In a new article appearing online in the International Journal of Life Cycle Assessment, co-authored by QU Centre for Sustainable Development research assistant Prof Dr J Jed Brown, a life cycle assessment (LCA) of a potential ISEAS was conducted. The team quantified the energy and material flows throughout the system and calculated the resulting net greenhouse gas emissions. The LCA results showed that the aviation biofuel produced from this ISEAS system emits up to 68% less greenhouse gases compared to fossil jet fuel and yields an overall positive net energy balance.
In the ISEAS, seawater is pumped into ponds where high value shrimp and fish are grown for human consumption. The nutrient-rich effluent exits the ponds and flows into fields of salt-tolerant plants. The team examined a Salicornia bigelovii halophyte - commonly known as glasswort or samphire - which produces oilseeds similar to soybeans.
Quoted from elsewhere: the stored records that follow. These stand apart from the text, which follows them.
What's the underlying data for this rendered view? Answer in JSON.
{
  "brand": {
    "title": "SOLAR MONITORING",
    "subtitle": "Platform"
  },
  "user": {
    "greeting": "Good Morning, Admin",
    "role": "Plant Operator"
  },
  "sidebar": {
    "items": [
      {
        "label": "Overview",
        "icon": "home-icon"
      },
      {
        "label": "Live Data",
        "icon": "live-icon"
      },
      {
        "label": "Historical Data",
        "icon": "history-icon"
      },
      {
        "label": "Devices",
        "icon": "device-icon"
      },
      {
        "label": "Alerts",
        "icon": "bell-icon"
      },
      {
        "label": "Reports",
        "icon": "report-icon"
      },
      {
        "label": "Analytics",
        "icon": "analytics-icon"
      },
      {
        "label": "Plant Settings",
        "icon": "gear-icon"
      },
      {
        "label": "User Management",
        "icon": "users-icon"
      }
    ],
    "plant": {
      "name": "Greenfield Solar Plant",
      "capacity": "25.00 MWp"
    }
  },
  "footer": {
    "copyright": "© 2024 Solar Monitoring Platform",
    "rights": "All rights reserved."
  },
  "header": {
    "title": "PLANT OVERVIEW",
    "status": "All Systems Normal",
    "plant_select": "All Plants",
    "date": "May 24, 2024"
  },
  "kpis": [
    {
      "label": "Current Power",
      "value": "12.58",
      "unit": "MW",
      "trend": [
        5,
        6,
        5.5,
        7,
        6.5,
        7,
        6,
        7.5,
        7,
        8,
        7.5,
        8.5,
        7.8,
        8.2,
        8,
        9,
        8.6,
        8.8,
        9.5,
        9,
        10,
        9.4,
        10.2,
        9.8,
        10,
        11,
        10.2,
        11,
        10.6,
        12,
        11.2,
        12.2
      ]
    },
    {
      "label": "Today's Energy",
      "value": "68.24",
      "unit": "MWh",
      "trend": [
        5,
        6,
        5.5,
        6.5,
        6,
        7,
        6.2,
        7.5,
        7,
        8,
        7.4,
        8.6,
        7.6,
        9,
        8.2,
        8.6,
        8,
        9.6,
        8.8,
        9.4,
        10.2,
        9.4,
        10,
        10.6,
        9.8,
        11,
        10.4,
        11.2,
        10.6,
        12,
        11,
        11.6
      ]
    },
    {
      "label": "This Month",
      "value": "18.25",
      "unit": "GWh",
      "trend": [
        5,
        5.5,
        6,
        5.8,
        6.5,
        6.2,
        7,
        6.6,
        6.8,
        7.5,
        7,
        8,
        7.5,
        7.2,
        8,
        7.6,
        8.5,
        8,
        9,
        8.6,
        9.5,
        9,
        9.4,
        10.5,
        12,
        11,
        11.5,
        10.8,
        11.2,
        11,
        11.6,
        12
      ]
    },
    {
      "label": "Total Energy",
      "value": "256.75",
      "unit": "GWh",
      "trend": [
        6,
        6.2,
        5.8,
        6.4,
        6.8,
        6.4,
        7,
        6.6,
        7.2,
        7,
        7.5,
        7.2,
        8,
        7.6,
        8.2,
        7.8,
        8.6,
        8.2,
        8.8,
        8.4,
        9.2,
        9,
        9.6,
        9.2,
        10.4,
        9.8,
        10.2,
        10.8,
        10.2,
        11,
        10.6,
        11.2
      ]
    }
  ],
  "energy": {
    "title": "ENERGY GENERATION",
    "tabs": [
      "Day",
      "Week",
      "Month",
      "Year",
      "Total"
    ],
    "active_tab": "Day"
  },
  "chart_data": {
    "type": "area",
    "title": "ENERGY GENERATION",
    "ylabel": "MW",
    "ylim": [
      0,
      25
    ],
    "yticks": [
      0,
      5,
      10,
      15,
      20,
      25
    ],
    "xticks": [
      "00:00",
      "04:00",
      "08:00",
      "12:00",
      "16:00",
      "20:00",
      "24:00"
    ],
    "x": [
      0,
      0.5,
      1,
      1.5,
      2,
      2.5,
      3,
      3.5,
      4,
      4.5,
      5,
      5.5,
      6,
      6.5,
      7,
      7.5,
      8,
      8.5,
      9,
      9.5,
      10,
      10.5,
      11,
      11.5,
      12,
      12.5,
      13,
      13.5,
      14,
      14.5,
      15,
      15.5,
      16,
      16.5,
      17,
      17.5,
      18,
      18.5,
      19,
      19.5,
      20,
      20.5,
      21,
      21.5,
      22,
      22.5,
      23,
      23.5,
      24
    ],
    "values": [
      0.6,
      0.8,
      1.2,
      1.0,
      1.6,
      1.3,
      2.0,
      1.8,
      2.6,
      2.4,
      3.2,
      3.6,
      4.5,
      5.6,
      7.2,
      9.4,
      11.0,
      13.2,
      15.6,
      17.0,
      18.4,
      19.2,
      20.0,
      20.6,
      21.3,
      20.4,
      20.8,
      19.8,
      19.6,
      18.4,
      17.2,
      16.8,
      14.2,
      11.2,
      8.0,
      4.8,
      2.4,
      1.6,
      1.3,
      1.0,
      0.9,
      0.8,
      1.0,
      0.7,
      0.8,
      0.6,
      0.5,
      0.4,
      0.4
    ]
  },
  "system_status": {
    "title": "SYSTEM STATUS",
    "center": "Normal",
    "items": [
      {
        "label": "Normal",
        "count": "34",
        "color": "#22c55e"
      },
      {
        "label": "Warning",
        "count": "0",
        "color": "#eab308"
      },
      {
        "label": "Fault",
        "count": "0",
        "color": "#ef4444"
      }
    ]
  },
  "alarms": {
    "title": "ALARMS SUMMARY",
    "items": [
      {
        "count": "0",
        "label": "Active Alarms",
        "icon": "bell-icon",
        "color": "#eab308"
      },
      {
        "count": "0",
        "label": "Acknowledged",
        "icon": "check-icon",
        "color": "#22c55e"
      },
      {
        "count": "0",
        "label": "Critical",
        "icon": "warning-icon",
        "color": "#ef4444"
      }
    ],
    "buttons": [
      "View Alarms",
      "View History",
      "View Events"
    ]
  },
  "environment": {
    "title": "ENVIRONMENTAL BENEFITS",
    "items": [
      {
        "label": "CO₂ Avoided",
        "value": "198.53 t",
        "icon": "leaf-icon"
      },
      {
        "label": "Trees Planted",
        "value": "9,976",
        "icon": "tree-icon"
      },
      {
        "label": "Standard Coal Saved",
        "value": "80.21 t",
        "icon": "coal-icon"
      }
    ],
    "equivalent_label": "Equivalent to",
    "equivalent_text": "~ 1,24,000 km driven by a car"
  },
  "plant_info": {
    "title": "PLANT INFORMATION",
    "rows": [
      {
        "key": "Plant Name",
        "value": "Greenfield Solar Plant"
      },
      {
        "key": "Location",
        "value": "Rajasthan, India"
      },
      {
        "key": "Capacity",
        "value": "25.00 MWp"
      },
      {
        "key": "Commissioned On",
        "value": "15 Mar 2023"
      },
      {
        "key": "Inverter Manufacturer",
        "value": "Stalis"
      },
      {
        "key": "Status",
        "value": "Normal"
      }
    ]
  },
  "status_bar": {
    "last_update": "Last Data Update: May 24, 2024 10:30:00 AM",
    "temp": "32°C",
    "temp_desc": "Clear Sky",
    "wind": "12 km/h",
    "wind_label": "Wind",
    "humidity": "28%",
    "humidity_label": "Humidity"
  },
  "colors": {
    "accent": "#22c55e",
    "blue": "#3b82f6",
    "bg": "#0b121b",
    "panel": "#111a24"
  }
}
The oil extracted from the seeds can be processed into a drop-in bio-fuel for airplanes, Dr Brown said, adding, “The portion of the seed that remains after oil extraction is high in protein and can be recycled into feed for fish and shrimps. The dried straw that remains after the oilseeds can be used to generate electricity. Water that leaves the halophyte fields flows into a mangrove wetland where most of the remaining nutrients will be absorbed into mangrove biomass. Branches and leaves from the mangroves can be periodically trimmed to generate electricity with the Salicornia straw.”
"In a conventional aquaculture system, nutrient-rich aquaculture effluent is frequently discharged untreated back into the sea, which can have negative impacts on water quality of the receiving water body. In the ISEAS system, the effluent serves as a fertiliser source for the halophytes and mangroves, which clean the water by removing nutrients. Mangroves are also used in many parts of the Gulf region to stabilise erosion-prone coastal regions, rebuild habitats for marine life, and provide permanent carbon sequestration in their biomass.”
Dr Brown pointed out that "as the human population continues to rise in the Gulf region, there is a greater need to provide food, water and low-carbon energy for the populace. Since there is a great scarcity of freshwater in this region, any agriculture or bio-energy projects that rely on freshwater will be unsustainable. However, the countries of the Arabian Gulf have access to seawater and high salinity groundwater. If this saline water can be used to produce food and bio-fuel sustainably, then limited freshwater resources can be conserved.”